Life Insurance (2)
This variant of term plans offers a survival benefit in the form of premiums paid by the policyholder during the term of the policy being returned at the end of the policy term. While this feature may seem attractive, one needs to bear in mind that by virtue of having this feature these plans are more expensive than Term plans and may not be as beneficial as taking a stand alone Term plan together with investing the amount you would save on the reduced premiums.
• Term Return of Premium (TRoP) plans is a variant of Term Insurance that not only offer financial protection but also return your premium in case you survive the term of the policy. While this feature of ‘return of premiums’ may seem attractive, one should bear in mind that this makes the product more expensive than pure Term Insurance Plans (without any return of premium) and depending on the premium being charged may or may not really be beneficial.
• Take an example of a 35 year old male taking an insurance cover of Rs. 20,00,000 for a term of 20 years. Let us assume his premium for a Term Insurance plan is Rs. 6,000 and for a TRoP plan is Rs. 17,000 (an example that is fairly close to two such products available in the market today).

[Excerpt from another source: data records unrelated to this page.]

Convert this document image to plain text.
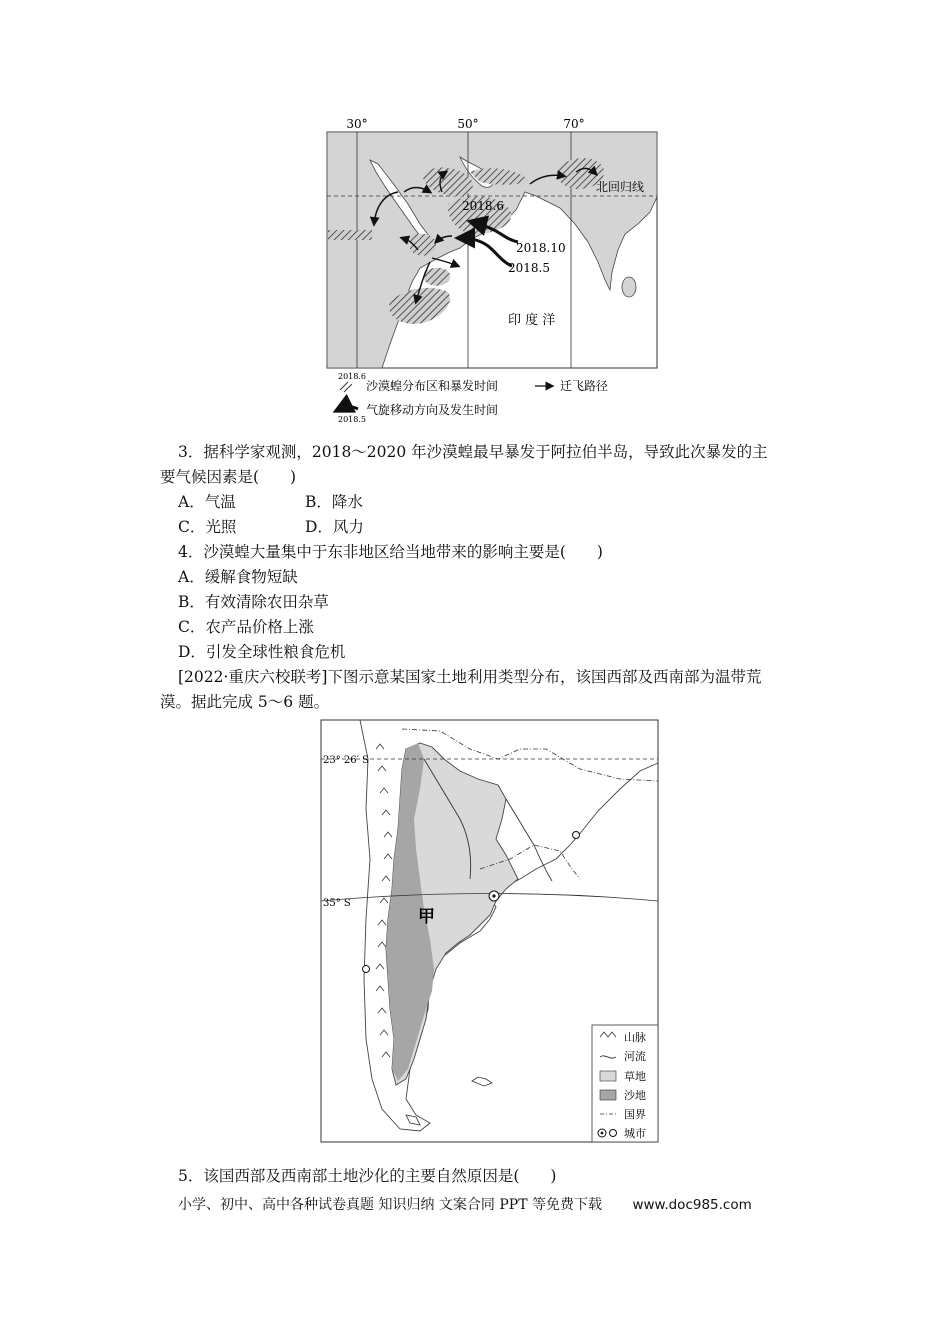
30°	50°	70°
北回归线
2018.6
2018.10
2018.5
印 度 洋
2018.6
沙漠蝗分布区和暴发时间	迁飞路径
2018.5
气旋移动方向及发生时间
3．据科学家观测，2018～2020 年沙漠蝗最早暴发于阿拉伯半岛，导致此次暴发的主
要气候因素是(　　)
A．气温	B．降水
C．光照	D．风力
4．沙漠蝗大量集中于东非地区给当地带来的影响主要是(　　)
A．缓解食物短缺
B．有效清除农田杂草
C．农产品价格上涨
D．引发全球性粮食危机
[2022·重庆六校联考]下图示意某国家土地利用类型分布，该国西部及西南部为温带荒
漠。据此完成 5～6 题。
23° 26′ S
35° S
甲
山脉
河流
草地
沙地
国界
城市
5．该国西部及西南部土地沙化的主要自然原因是(　　)
小学、初中、高中各种试卷真题 知识归纳 文案合同 PPT 等免费下载 www.doc985.com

• In both cases, the risk cover on his life is the same i.e. Rs. 20,00,000 (the amount that would be paid to his dependents in the case of his death). However, if he buys the Term plan, he ends up paying Rs. 6,000 every year for 20 years with no survival benefits while in case of TRoP he pays a higher Rs. 17,000 every year but gets back Rs. 3,40,000 at the end of the 20 year period (17,000 times 20).
• Since there is an additional Rs. 11,000 (17,000 minus 6,000) that is being paid every year when choosing a TRoP, this choice can only make sense if one cannot deploy this additional amount elsewhere to earn more than Rs. 3,40,000 in 20 years. Rs. 11,000 invested at a minimal rate of 4.5% can fetch an amount greater than Rs. 3,40,000 in 20 years time.
• One needs to make sure that the opportunity loss on the extra premium under TRoP is not higher than what will come back as return of premium.
• When choosing between the two, consider various alternate investment options available for the extra amount you are paying for a TRoP. If these options give a return that is lower than what you would get through the ‘return of premiums’, do consider TRoP but if not, then Term Insurance plans should be the preferred option.